Pop just one off for a quick treat, or take a bunch off at once to make tomato soup or a salad topping!
Even when ripe, tomatoes can stay on the plant for a few more days, so you don’t have to pick them all at once. This is especially important because tomatoes lose their flavor when stored in the fridge, and will only last a few days on the counter.
Instead, they will last much longer on the plant! Although if you are feeling overwhelmed with the amount of ripe tomatoes, see if someone wants any or make a sauce out of them!
If There’s An Expected Overnight Frost
The final time for when to pick tomatoes is if the temperature is expected to majorly drop overnight. Tomato plants aren’t very hardy when it comes to cold weather, so the plant will likely die if there’s a major frost at night.
(If it’s only barely freezing, you could probably cover the plant with a sheet to protect it overnight.)
So this is when you want to pick the last tomatoes from your plant. Wherever they are in the ripening process. Make a green tomato relish with the unripe ones, or grill them for a different flavor!

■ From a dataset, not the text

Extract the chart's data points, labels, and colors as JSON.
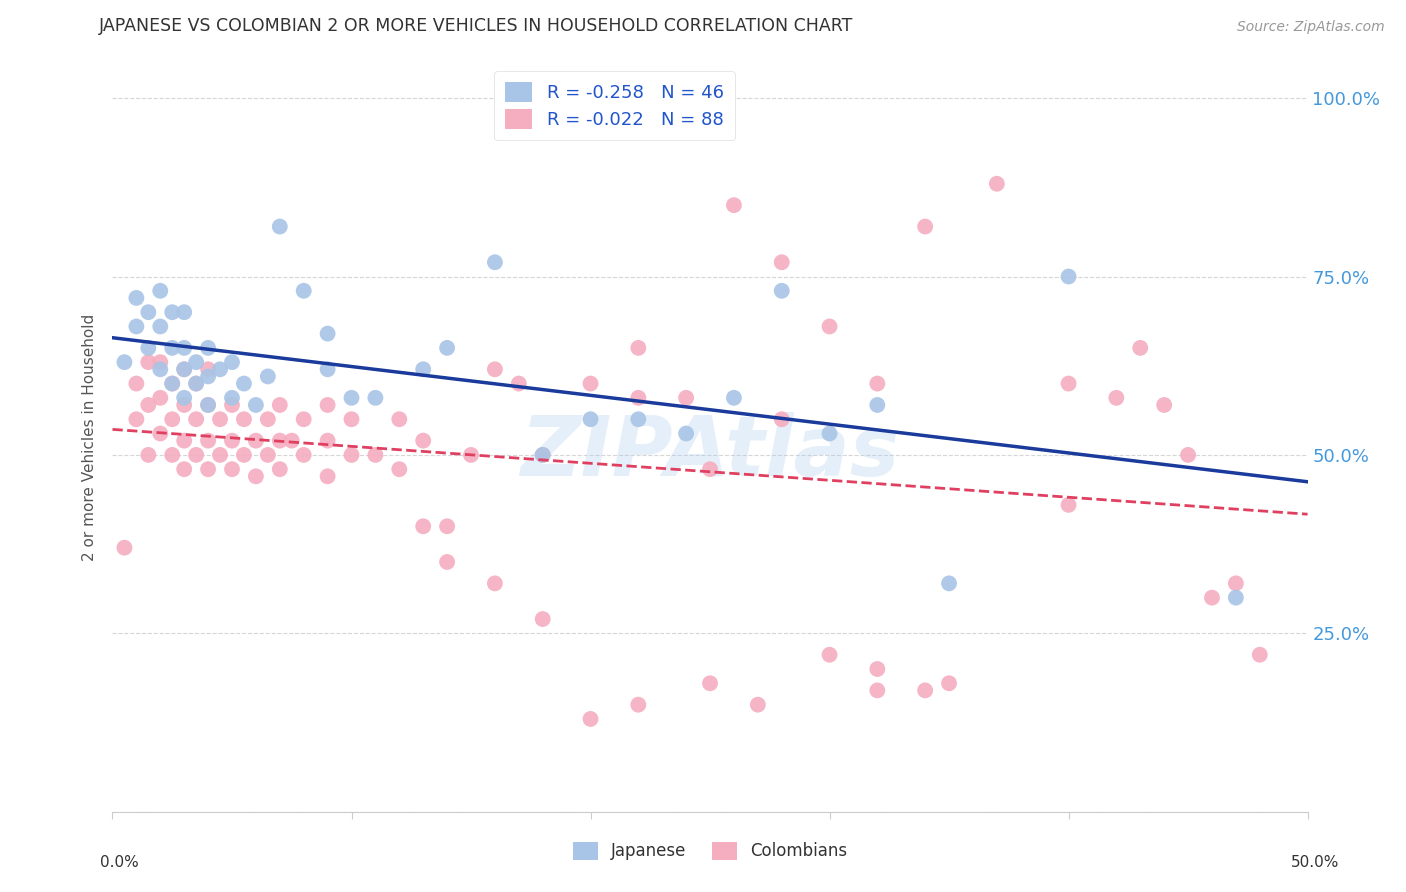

The best thing about tomatoes is they can be eaten whether ripe or unripe, so none have to go to waste.
Tomatoes Not Ripening?
If your tomatoes are stuck on the vine and not ripening, but rather rotting, there are 2 things to do. The first is to slow down on watering, as you might be overwatering. Growing fruit takes a lot of water, but once the fruit is grown it needs less (at least slightly) water.
The other way to fix this and get your tomatoes ripening is to cut off most of their leaves. Not all, but most of them. This forces the tomato plant to go from growing more and putting energy into growing the leaves and making new fruit, and puts the energy into ripening the fruit.
Because ripe fruit is the way plants reproduce (by releasing the seeds), this will cause the tomatoes to prepare their fruit and will start ripening the tomatoes. Then you’ll be able to pick and eat your tomatoes!